Die österreichische Maut wird auf Basis eines Transponder-Systems (Kommunikation über DSRC, Dedicated Short Range Communication, nach CEN TC278) abgerechnet. Hinter die Windschutzscheibe jedes LKW oder Autobus muss eine so genannte Go-Box installiert werden. Diese kommuniziert mit entsprechenden Gegenstellen entlang der Autobahnen. Sind die Scheiben des Fahrzeuges jedoch (zwecks Wärmedämmung) metallbeschichtet, wie es laut der erzürnten Efkon bei etwa jedem fünften LKW der Fall ist, funktionieren die Funkverbindungen nicht hinreichend. "Die Ausschreibung des Mautsystems sah seinerzeit ausdrücklich eine Nichtdiskriminierung vor und wäre somit ungültig und zu Wiederholen", meint Efkon. Immerhin würden 80 Prozent diskriminiert, wenn 20 Prozent der LKW gratis fahren könnten.

Europpass hat die Probleme eingestanden, will sie aber mit "Split-Go-Boxen" lösen. Bei diesen wird der Sender außen am KFZ befestigt. Laut Efkon hat "noch niemand diese ominösen Boxen gesehen". Bei der Hotline des Mautsystems werden besorgte Anrufer dahingehend informiert, dass "noch nicht alle Vertriebsstellen" die Split-Go-Box erhalten hätten, diese aber "sehr bald" beliefert würden. Die Verbindung zwischen Innenraum und externem Sender werde durch "ein dünnes Kabel" hergestellt, welches "durch jede Dichtung" geführt werden könne.
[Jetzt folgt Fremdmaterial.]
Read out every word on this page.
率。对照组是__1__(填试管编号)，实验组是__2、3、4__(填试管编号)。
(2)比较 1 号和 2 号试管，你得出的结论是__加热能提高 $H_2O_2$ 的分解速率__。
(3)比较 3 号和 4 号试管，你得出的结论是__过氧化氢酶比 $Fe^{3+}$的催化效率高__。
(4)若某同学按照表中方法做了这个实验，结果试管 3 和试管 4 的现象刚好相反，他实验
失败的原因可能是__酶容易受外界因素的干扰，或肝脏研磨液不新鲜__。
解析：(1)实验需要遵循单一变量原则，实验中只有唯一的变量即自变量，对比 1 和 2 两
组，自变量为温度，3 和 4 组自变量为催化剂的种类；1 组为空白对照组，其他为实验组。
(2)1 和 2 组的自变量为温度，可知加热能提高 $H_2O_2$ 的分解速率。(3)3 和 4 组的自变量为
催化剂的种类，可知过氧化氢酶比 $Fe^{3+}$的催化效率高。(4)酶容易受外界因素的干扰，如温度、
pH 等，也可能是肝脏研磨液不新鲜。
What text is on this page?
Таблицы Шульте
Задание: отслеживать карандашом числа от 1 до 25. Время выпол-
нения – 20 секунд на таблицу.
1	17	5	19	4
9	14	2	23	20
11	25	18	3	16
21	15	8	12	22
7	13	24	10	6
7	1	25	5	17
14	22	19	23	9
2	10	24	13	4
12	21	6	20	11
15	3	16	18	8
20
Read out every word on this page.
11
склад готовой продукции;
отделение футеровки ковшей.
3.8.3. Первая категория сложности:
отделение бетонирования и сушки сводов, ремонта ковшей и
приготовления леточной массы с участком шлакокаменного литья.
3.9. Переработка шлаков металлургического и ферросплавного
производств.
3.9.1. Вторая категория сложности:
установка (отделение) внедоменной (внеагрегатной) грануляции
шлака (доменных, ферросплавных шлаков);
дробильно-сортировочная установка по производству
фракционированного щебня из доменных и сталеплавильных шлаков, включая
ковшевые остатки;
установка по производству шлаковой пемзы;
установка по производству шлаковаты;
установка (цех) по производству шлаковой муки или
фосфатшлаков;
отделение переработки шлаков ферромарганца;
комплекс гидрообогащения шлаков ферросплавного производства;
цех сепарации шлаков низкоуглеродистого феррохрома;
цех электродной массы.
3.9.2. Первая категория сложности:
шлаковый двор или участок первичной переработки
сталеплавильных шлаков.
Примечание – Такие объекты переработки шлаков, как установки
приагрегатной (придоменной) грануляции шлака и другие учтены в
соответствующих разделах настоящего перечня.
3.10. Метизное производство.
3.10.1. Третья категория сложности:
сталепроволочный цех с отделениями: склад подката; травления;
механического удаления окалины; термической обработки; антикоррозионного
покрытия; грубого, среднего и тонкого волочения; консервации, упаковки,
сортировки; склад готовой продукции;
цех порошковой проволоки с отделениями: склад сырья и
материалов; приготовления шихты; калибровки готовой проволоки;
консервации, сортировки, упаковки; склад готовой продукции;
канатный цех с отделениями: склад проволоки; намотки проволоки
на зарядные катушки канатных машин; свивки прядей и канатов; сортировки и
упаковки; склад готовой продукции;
Als Alternative wird das Bohren von (abzudichtenden) Löchern in die Karosserie angeboten.

Die österreichische Efkon AG liefert an das deutsche Maut-Konsortium Toll Collect die Technik zur Kommunikation zwischen den LKW und den Mautkontrollbrücken. Toll Collect ist durch die deutliche Verzögerung der Inbetriebnahme ins Kreuzfeuer der Kritik geraten, mehrfach wurde dabei das österreichische System als Positivbeispiel ins Spiel gebracht.

In seiner Aussendung reagiert Efkon-Chef Helmut Rieder nun mit einer Brandrede: "Wenn die Kinderkrankheiten überwunden sind, wird Deutschland das modernste und beste System der Welt haben. Mit dem österreichischen System würde man sich einen tödlichen Virus einfangen, unter dem Spediteure, Bund und Steuerzahler dramatisch leiden müssten. Ich finde es vorbildlich, dass deutsche Politiker den Pioniergeist zu zukunftsweisender, innovativer und modernster Technologie zeigen. Nach der erfolgreichen Inbetriebnahme der deutschen Maut im nächsten Jahr wird dieses System zu einem Exportschlager werden. Dies kann auch für die Wirtschaft belebend wirken. Die deutschen Autobahnnutzer werden in Zukunft auf ihr LKW-Mautsystem stolz sein können." Bleibt zu hoffen, dass diese hehren Absichten irgendwann auch einmal Realität werden -- bislang jedenfalls ist in Deutschland von dem Exportschlager noch nicht viel zu sehen, auch wenn die Hauptbeteiligten immer wieder Problemlösungen versprechen. So verwundert es denn eigentlich auch nicht, wenn sich die Schwierigkeiten auch in Auseinandersetzungen um das österreichische Mautsystem auswachsen. (Daniel AJ Sokolov) / (jk)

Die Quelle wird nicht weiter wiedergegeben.